Mechanistic studies of mouse polyamine oxidase with N1,N12-bisethylspermine as a substrate.

In mammalian cells, the flavoprotein polyamine oxidase catalyzes a key step in the catabolism of polyamines, the oxidation of N1-acetylspermine and N1-acetylspermidine to spermidine and putrescine, respectively. The mechanism of the mouse enzyme has been studied with N1,N12-bisethylspermine (BESPM) as a substrate. At pH 10, the pH optimum, the limiting rate of reduction of the flavin in the absence of oxygen is comparable to the k(cat) value for turnover, establishing reduction as rate-limiting.
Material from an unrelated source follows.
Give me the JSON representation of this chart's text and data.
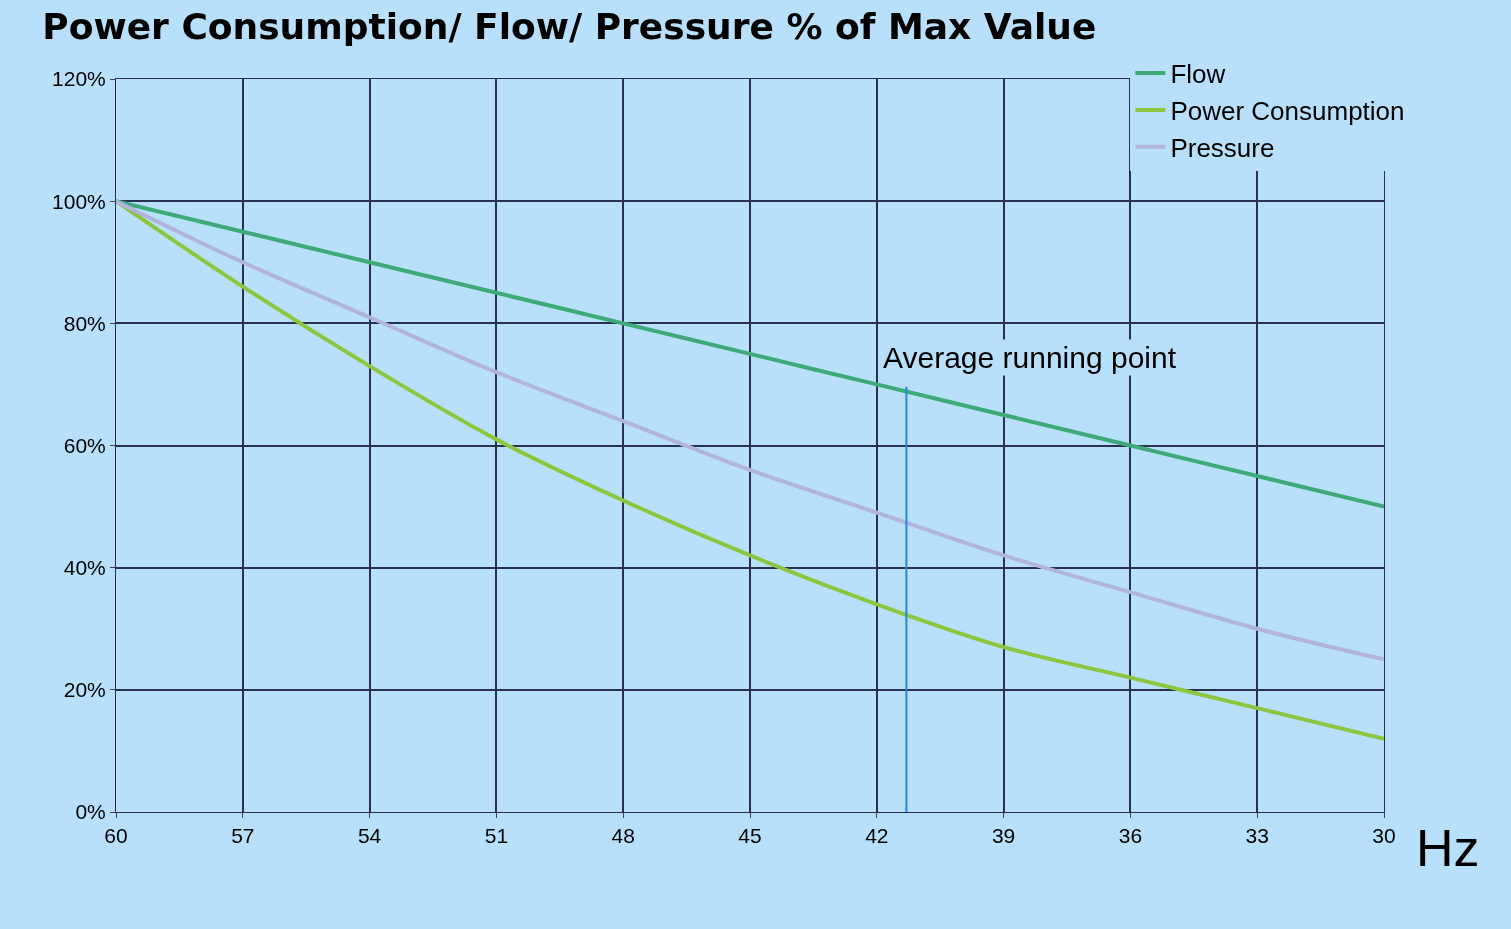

Oxidation of the reduced enzyme is a simple second-order reaction. No intermediates are seen in the reductive or oxidative half-reactions. The k(cat) value decreases below a pK(a) of 9. 0. The k(cat)/K(m) value for BESPM exhibits a bell-shaped pH profile, with pK(a) values of 9.8 and 10. 8. These pK(a) values are assigned to the substrate nitrogens. The rate constant for the reaction of the reduced enzyme with oxygen is not affected by a pH between 7.5 and 10. Active site residue Tyr430 is conserved in the homologous protein monoamine oxidase. Mutation of this residue to phenylalanine results in a 6-fold decrease in the k(cat) value and the k(cat)/K(m) value for oxygen due to a comparable decrease in the rate constant for flavin reduction. This moderate change is not consistent with this residue forming a tyrosyl radical during catalysis.[1]